Ok! Now that you've read through that and understand that Riak is a system that favors AP with eventual C, this might make some sense to you.

## Important note: _Houston, we have a problem_

I'm putting this first even though it'll touch on classes we haven't discussed yet because it's rather important. With the current Java client, there's a small problem in that if you're wanting to do a read/modify/write cycle ... you probably do not want to fetch data using the methods described on this page

The current Java client design causes a store operation to first fetch the data from Riak (see: Storing data in Riak ) which means fetching it yourself before that is inefficient as well as creating a possibility where the version of the data you currently have from your fetch isn't the current data stored in Riak (one or more write operations could have occurred between the two fetches). This is a condition where you now have "stale" data and the default Mutation combined with the default Converter along with the vector clock from that internal fetch is going to overwrite whatever is actually in Riak with what you have. The solution is to write your own Mutation and only modify data in that class, encapsulating the entire read/modify/write cycle inside the store operation. Yes, that sounds backwards and is a bit to wrap your head around. See the page on storing data.

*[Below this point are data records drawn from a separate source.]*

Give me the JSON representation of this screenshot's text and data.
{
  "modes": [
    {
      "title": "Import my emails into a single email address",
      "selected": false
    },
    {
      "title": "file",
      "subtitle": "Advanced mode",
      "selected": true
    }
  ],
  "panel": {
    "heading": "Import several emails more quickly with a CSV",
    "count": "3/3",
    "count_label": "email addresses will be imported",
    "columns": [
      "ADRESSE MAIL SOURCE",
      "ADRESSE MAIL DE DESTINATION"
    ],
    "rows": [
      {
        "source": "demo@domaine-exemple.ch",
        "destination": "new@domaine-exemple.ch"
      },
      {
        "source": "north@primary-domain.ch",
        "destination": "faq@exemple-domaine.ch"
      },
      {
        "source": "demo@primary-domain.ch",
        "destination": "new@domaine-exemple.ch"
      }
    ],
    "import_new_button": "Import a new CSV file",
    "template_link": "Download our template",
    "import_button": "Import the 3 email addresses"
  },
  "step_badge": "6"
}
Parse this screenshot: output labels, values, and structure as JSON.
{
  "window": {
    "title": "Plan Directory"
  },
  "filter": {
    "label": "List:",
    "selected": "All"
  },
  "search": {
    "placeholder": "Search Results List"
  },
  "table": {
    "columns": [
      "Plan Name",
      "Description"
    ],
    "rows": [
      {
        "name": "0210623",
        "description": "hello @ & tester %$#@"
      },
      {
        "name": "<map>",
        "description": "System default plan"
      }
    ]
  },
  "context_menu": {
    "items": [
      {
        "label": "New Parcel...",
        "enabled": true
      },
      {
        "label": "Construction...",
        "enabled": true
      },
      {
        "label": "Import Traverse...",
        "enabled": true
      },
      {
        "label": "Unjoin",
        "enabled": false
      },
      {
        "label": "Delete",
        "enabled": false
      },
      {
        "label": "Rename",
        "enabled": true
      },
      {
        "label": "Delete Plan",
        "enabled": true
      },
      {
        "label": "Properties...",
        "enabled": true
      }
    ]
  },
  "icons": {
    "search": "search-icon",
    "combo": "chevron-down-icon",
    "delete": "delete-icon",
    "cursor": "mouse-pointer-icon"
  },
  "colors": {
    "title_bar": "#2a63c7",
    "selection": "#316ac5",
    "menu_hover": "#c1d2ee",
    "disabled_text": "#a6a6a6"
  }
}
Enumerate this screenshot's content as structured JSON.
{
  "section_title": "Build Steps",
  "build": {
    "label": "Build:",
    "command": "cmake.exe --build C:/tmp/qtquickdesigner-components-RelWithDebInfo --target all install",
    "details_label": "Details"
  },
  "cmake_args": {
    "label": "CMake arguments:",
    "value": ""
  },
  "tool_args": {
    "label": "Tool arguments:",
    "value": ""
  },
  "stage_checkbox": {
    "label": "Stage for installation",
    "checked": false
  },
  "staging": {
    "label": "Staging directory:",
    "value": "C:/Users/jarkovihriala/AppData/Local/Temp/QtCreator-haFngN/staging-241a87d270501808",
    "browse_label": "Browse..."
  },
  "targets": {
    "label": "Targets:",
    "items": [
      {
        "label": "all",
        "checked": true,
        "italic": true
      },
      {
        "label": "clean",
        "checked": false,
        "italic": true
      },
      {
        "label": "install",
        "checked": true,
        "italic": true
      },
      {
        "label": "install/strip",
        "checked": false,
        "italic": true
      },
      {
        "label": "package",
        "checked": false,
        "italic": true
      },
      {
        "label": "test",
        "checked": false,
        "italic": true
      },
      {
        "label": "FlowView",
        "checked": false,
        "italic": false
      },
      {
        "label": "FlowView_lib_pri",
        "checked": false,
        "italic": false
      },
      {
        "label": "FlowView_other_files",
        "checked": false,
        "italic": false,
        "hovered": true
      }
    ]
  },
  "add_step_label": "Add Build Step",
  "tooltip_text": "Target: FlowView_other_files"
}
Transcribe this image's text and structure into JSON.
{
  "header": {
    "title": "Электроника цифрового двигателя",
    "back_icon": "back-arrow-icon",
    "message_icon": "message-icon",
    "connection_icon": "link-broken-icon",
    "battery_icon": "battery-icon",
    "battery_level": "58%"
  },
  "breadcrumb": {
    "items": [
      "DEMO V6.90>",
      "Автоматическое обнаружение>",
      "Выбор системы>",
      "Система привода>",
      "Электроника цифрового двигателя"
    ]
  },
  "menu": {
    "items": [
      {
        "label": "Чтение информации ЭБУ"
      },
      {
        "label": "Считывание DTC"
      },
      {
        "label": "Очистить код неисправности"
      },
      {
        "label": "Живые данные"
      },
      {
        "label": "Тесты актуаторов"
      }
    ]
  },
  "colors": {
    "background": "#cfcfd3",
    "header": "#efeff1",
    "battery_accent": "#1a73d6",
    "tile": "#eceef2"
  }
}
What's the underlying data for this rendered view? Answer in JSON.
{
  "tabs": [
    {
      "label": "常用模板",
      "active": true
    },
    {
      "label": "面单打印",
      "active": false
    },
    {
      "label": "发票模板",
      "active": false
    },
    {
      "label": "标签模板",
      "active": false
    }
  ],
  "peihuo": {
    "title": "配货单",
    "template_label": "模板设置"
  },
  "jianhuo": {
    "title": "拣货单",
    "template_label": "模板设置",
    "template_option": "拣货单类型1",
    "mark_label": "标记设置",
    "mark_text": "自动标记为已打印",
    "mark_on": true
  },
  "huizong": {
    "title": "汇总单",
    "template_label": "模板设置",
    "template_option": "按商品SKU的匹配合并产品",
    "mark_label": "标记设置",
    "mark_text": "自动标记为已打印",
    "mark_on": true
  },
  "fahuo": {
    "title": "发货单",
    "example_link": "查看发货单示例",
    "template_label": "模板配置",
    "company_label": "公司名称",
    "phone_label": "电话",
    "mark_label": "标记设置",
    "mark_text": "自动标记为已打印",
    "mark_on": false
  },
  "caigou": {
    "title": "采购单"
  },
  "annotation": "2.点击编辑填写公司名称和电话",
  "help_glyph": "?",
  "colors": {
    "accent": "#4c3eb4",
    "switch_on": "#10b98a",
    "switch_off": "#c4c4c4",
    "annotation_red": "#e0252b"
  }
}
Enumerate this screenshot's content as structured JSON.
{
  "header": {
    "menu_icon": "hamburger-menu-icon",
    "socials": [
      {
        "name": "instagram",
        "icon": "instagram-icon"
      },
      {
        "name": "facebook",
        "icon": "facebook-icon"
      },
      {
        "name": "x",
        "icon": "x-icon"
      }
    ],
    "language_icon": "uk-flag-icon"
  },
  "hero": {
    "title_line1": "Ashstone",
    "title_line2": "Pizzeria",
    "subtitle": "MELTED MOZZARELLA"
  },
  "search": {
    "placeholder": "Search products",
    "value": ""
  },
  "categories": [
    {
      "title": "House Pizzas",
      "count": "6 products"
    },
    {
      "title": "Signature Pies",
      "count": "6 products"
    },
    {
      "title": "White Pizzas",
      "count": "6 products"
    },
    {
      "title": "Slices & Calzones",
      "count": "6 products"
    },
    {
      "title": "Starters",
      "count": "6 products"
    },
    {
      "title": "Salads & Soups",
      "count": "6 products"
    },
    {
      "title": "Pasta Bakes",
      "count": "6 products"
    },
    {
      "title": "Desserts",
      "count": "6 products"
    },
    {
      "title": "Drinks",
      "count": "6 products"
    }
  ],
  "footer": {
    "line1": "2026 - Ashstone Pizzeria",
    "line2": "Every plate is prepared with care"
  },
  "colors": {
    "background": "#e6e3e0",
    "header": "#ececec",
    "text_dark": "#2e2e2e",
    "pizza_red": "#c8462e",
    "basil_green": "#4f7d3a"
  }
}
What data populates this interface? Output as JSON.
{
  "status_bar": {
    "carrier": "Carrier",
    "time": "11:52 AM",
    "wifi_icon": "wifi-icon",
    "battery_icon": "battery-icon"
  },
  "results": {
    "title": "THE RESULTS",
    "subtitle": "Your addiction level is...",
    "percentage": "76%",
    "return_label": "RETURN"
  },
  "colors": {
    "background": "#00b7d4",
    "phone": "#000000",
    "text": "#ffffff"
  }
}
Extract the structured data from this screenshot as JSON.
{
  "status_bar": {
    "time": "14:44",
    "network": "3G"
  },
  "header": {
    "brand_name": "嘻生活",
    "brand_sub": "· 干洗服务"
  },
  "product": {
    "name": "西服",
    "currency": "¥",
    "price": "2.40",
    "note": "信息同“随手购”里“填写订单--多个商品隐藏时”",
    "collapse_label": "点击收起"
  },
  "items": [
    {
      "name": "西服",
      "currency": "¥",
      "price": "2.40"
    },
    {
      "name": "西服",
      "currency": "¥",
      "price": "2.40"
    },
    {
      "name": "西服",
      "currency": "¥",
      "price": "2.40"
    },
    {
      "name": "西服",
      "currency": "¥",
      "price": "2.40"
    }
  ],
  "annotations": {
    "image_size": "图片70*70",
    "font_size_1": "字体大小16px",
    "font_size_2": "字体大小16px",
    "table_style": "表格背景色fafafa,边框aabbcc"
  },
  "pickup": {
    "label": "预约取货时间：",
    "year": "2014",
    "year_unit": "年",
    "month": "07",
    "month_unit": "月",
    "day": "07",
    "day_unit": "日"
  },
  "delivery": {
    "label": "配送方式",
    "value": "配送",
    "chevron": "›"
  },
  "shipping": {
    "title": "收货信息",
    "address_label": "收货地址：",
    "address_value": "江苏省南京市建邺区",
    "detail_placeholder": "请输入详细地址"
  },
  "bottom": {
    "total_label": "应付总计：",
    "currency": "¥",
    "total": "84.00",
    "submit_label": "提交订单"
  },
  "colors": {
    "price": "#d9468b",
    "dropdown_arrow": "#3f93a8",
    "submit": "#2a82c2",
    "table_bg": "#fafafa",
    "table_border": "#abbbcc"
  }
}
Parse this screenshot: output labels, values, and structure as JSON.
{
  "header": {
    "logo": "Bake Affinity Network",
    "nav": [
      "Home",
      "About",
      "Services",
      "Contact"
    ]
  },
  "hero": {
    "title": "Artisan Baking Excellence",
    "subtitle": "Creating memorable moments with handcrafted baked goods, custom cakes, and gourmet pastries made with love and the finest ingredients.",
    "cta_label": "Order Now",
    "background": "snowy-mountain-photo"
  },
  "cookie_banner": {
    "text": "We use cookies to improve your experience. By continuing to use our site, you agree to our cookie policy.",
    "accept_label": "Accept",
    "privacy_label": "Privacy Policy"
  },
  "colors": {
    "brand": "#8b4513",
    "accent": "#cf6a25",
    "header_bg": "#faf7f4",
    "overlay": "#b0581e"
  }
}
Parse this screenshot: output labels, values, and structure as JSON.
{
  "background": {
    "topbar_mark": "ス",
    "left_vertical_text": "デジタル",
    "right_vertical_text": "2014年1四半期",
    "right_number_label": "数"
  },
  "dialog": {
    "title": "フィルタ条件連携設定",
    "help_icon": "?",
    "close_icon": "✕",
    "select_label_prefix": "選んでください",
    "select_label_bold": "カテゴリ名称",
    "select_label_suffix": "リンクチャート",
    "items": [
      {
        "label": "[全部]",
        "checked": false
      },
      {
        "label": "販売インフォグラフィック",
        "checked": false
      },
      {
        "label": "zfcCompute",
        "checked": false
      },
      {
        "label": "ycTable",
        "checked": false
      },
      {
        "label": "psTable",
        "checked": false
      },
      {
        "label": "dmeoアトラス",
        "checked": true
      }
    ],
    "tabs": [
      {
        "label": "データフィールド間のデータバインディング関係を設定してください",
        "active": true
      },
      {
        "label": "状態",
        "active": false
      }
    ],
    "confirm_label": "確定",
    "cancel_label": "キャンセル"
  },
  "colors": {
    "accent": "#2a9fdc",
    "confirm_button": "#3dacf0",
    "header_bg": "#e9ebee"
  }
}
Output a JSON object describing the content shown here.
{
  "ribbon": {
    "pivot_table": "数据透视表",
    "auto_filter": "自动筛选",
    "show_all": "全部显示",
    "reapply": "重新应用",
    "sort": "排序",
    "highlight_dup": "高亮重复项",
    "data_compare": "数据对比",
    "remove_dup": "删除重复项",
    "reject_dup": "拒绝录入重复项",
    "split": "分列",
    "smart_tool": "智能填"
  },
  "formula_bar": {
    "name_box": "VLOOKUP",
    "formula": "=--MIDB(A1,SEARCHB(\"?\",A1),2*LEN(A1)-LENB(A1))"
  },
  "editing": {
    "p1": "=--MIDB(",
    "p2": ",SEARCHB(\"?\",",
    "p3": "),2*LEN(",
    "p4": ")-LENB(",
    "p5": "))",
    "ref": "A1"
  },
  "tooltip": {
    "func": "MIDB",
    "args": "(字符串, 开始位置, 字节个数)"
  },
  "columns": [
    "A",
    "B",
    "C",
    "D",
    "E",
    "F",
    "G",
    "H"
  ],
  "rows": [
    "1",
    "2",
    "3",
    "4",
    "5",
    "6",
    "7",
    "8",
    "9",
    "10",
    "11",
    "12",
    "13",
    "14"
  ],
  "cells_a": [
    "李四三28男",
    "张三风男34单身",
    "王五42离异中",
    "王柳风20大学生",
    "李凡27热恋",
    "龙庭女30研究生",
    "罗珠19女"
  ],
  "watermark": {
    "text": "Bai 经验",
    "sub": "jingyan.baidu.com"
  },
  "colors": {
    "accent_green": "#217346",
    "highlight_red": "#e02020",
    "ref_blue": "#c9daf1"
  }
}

There is a way to avoid this by dealing exclusively with the IRiakObject class and foregoing having the FetchObject (and StoreObject) convert to and from your Pojo for you. You still have the problem where there is an unnecessary fetch operation performed when you call StoreObject.execute() but you will not miss interleaved writes. This is because StoreObject deals with IRiakObjects passed to it differently providing a different Converter. The vector clock is not lost from your fetch (it's contained in the IRiakObject you fetched) and will be used when the data is stored to Riak; a sibling would be created rather than an overwrite occurring. This is covered in the last section below, fetch data with the intention of modifying it then storing it afterward. If you are only wanting to read data from Riak then these examples are also appropriate.

This is something that will be addressed in a future version of the Java client.

Fetching data in Riak with the Java client.

In Riak data is stored in buckets. Those buckets have a number of options and tunable parameters, one of which is whether or not to allow sibling records. By default, a bucket does not allow sibling creation. The Riak Java client is somewhat built around this in that at the most basic level, you can simply say "fetch the data associated with this key" and the single object that is currently in Riak referenced by that key will be returned.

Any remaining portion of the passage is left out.